The possibilities are near limitless with many of these different NetApp technology combinations.  Sorry to deviate from the original intent of the thread but thought it was a unique data protection story worth sharing.

One of our biggest evangelists in virtualization at NetApp is Vaughn Stewart and he often says that "virtualization changes everything".  I will add to that and say when you begin to observe the business problems that can be solved with a few technologies that NetApp has had for several years combined with Virtualization....

"Virtualization running on NetApp changes Everything."

Trey

darrin
5,299 Views

In addition to the previous summary of our broad NetApp to NetApp story around data protection, NetApp has a set of solutions targeted for non-NetApp environments.  Included in that set is Open Systems SnapVault (which one of the replies to this discussion is using today for the VDI Data Protection), and VTL.

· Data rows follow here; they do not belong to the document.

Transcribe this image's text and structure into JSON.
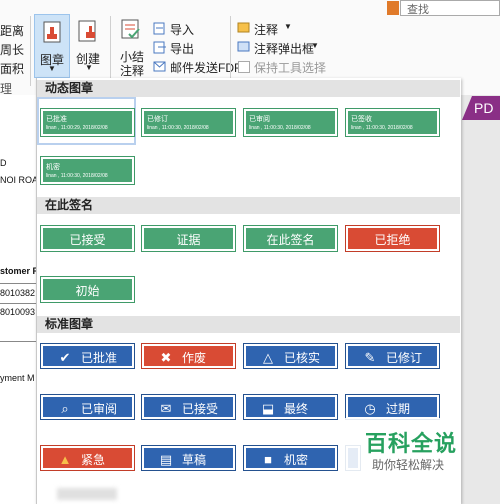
{
  "search": {
    "placeholder": "查找"
  },
  "ribbon": {
    "left_items": [
      "距离",
      "周长",
      "面积",
      "理"
    ],
    "stamp_label": "图章",
    "create_label": "创建",
    "summarize_label": "小结\n注释",
    "import_label": "导入",
    "export_label": "导出",
    "email_label": "邮件发送FDF",
    "comment_label": "注释",
    "comment_popup_label": "注释弹出框",
    "keep_tool_label": "保持工具选择"
  },
  "doc": {
    "lines": [
      "D",
      "NOI ROA",
      "stomer P",
      "8010382",
      "8010093",
      "yment M"
    ]
  },
  "right": {
    "tab_label": "PD"
  },
  "dropdown": {
    "dynamic": {
      "title": "动态图章",
      "stamps": [
        {
          "label": "已批准",
          "sub": "linan , 11:00:29, 2018/02/08"
        },
        {
          "label": "已修订",
          "sub": "linan , 11:00:30, 2018/02/08"
        },
        {
          "label": "已审阅",
          "sub": "linan , 11:00:30, 2018/02/08"
        },
        {
          "label": "已签收",
          "sub": "linan , 11:00:30, 2018/02/08"
        },
        {
          "label": "机密",
          "sub": "linan , 11:00:30, 2018/02/08"
        }
      ]
    },
    "sign_here": {
      "title": "在此签名",
      "stamps": [
        "已接受",
        "证据",
        "在此签名",
        "已拒绝",
        "初始"
      ]
    },
    "standard": {
      "title": "标准图章",
      "stamps": [
        "已批准",
        "作废",
        "已核实",
        "已修订",
        "已审阅",
        "已接受",
        "最终",
        "过期",
        "紧急",
        "草稿",
        "机密"
      ]
    }
  },
  "watermark": {
    "title": "百科全说",
    "subtitle": "助你轻松解决"
  },
  "colors": {
    "green": "#4aa474",
    "red": "#d94b34",
    "blue": "#2f64b0",
    "accent": "#8a2f86"
  }
}
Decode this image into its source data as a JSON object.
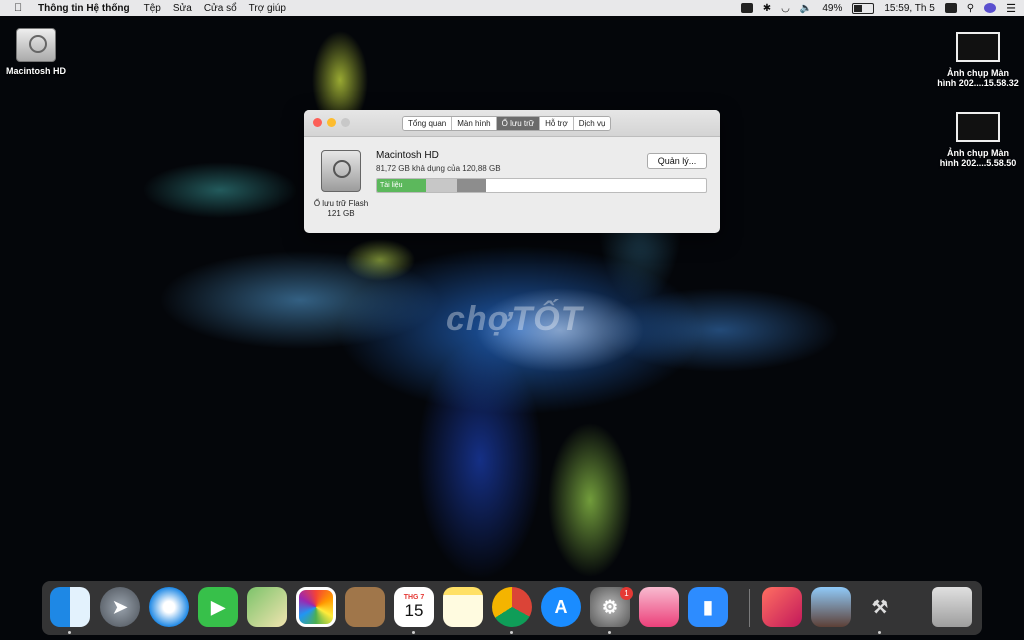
{
  "menubar": {
    "app_name": "Thông tin Hệ thống",
    "menus": [
      "Tệp",
      "Sửa",
      "Cửa sổ",
      "Trợ giúp"
    ],
    "battery": "49%",
    "clock": "15:59, Th 5"
  },
  "desktop": {
    "drive_label": "Macintosh HD",
    "screenshots": [
      {
        "line1": "Ảnh chụp Màn",
        "line2": "hình 202....15.58.32"
      },
      {
        "line1": "Ảnh chụp Màn",
        "line2": "hình 202....5.58.50"
      }
    ]
  },
  "window": {
    "tabs": [
      "Tổng quan",
      "Màn hình",
      "Ổ lưu trữ",
      "Hỗ trợ",
      "Dịch vụ"
    ],
    "active_tab": "Ổ lưu trữ",
    "disk_type": "Ổ lưu trữ Flash",
    "disk_size": "121 GB",
    "volume_name": "Macintosh HD",
    "volume_info": "81,72 GB khả dụng của 120,88 GB",
    "manage_label": "Quản lý...",
    "storage": {
      "segments": [
        {
          "label": "Tài liệu",
          "fraction": 0.148,
          "color": "#5cb85c"
        },
        {
          "label": "",
          "fraction": 0.095,
          "color": "#c7c7c7"
        },
        {
          "label": "",
          "fraction": 0.087,
          "color": "#8d8d8d"
        }
      ],
      "used_fraction": 0.324
    }
  },
  "watermark": "chợTỐT",
  "dock": {
    "apps": [
      "Finder",
      "Launchpad",
      "Safari",
      "FaceTime",
      "Maps",
      "Photos",
      "Contacts",
      "Calendar",
      "Notes",
      "Chrome",
      "App Store",
      "System Preferences",
      "CleanMyMac",
      "Zoom",
      "Creative Cloud",
      "Preview",
      "Utility",
      "Trash"
    ],
    "calendar_month": "THG 7",
    "calendar_day": "15",
    "sysprefs_badge": "1"
  }
}
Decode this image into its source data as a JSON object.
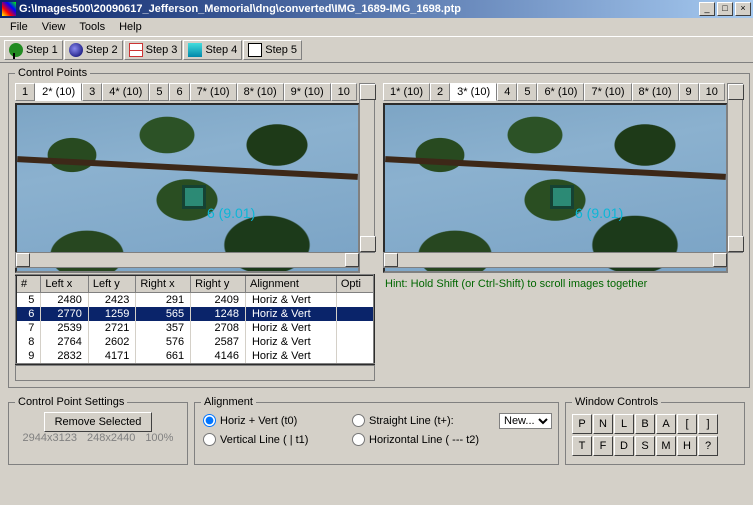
{
  "window": {
    "title": "G:\\Images500\\20090617_Jefferson_Memorial\\dng\\converted\\IMG_1689-IMG_1698.ptp",
    "buttons": {
      "min": "_",
      "max": "□",
      "close": "×"
    }
  },
  "menu": {
    "file": "File",
    "view": "View",
    "tools": "Tools",
    "help": "Help"
  },
  "steps": {
    "s1": "Step 1",
    "s2": "Step 2",
    "s3": "Step 3",
    "s4": "Step 4",
    "s5": "Step 5"
  },
  "cp": {
    "legend": "Control Points",
    "left_tabs": [
      "1",
      "2* (10)",
      "3",
      "4* (10)",
      "5",
      "6",
      "7* (10)",
      "8* (10)",
      "9* (10)",
      "10"
    ],
    "right_tabs": [
      "1* (10)",
      "2",
      "3* (10)",
      "4",
      "5",
      "6* (10)",
      "7* (10)",
      "8* (10)",
      "9",
      "10"
    ],
    "left_active": 1,
    "right_active": 2,
    "marker_label": "6 (9.01)",
    "hint": "Hint: Hold Shift (or Ctrl-Shift) to scroll images together",
    "headers": {
      "num": "#",
      "lx": "Left x",
      "ly": "Left y",
      "rx": "Right x",
      "ry": "Right y",
      "al": "Alignment",
      "opt": "Opti"
    },
    "rows": [
      {
        "n": "5",
        "lx": "2480",
        "ly": "2423",
        "rx": "291",
        "ry": "2409",
        "al": "Horiz & Vert"
      },
      {
        "n": "6",
        "lx": "2770",
        "ly": "1259",
        "rx": "565",
        "ry": "1248",
        "al": "Horiz & Vert",
        "sel": true
      },
      {
        "n": "7",
        "lx": "2539",
        "ly": "2721",
        "rx": "357",
        "ry": "2708",
        "al": "Horiz & Vert"
      },
      {
        "n": "8",
        "lx": "2764",
        "ly": "2602",
        "rx": "576",
        "ry": "2587",
        "al": "Horiz & Vert"
      },
      {
        "n": "9",
        "lx": "2832",
        "ly": "4171",
        "rx": "661",
        "ry": "4146",
        "al": "Horiz & Vert"
      }
    ]
  },
  "cps": {
    "legend": "Control Point Settings",
    "remove": "Remove Selected",
    "dims1": "2944x3123",
    "dims2": "248x2440",
    "zoom": "100%"
  },
  "align": {
    "legend": "Alignment",
    "hv": "Horiz + Vert (t0)",
    "sl": "Straight Line (t+):",
    "vl": "Vertical Line ( | t1)",
    "hl": "Horizontal Line ( --- t2)",
    "sel": "New..."
  },
  "wc": {
    "legend": "Window Controls",
    "row1": [
      "P",
      "N",
      "L",
      "B",
      "A",
      "[",
      "]"
    ],
    "row2": [
      "T",
      "F",
      "D",
      "S",
      "M",
      "H",
      "?"
    ]
  }
}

Quick rundown of OSSV is that it provides backup to disk over IP network infrastructure from all major OS's/Guest OS's with SAN and direct attached storage or internal storage.  Essentially, install a light weight agent on an OS (Win, UNIX, LINUX, GuestOS, ESX) and pick and choose filesystems to backup to our disk over existing IP networks.  The coolest part about OSSV is that it backs up the filesystem data and stores it in a SnapMirror/SnapVault format for quick NFS/CIFS/access.  It's all stored in a snapshot and can be cloned/replicated/moved to tape, etc etc etc.  Hundreds of versions of your host can be stored on disk and can be recovered from in a variety of ways.  It really does ease the pain of restoring (the entire reason we backup).  The latest version of OSSV, OSSV 2.6, installs on ESX and will discover all VMs that belong to that VI and will backup the raw VMDKs, VMX files from those VMs all from ONE agent.  No need to install 50 backup agents if you have 50 VMs, install 1 on the ESX and manage it all from there.

Lastly, for the traditional backup to tape solution in a large data center with a fairly complex tape backup infrastructure we have NetApp NearStore VTL appliances which essentially make disk look like tape.  VTL is primarily for a quick movement to a disk based backup solution for non-NetApp environments when all policies must be preserved, backup performance must be out of this world, and FC/SAN environments are used.  

Oh yea, don't forget about dedupe on any of these solutions!  We can run it on our disk backups, we can run it before replicas (esp Snapmirror replicas) and achieve dedupe across data centers, etc.  And... it's free....

Again, sorry to move away from VDI in general but VDI certainly falls into this area whether it's on NetApp or not!

Darrin

darrin
5,299 Views

One more thing I forgot to mention, for more info on the non-NetApp backup solutions see:

http://www.netapp.com/us/library/technical-reports/tr-3653.html (OSSV for ESX)

and

http://media.netapp.com/documents/tr-3466.pdf (OSSV Best Practice Guide).

For more info on our VTL solution see:

http://media.netapp.com/documents/tr-3673.pdf (config guide for VTL)

amiller_1
5,299 Views

Just since I haven't heard this mentioned.....the last discussion I had around this focused on forcing all user data onto CIFS shares from the NetApp. At that point it's all same tools/techniques we're relatively familiar with already in a CIFS environment.

Although this could be done at any time (locking down Windows workstations could be done whether physical or virtual), using VDI + non-persistent desktops + CIFS shares seemed like a good combination (and a good way for them to get to where they wanted to be with data off the "local desktop").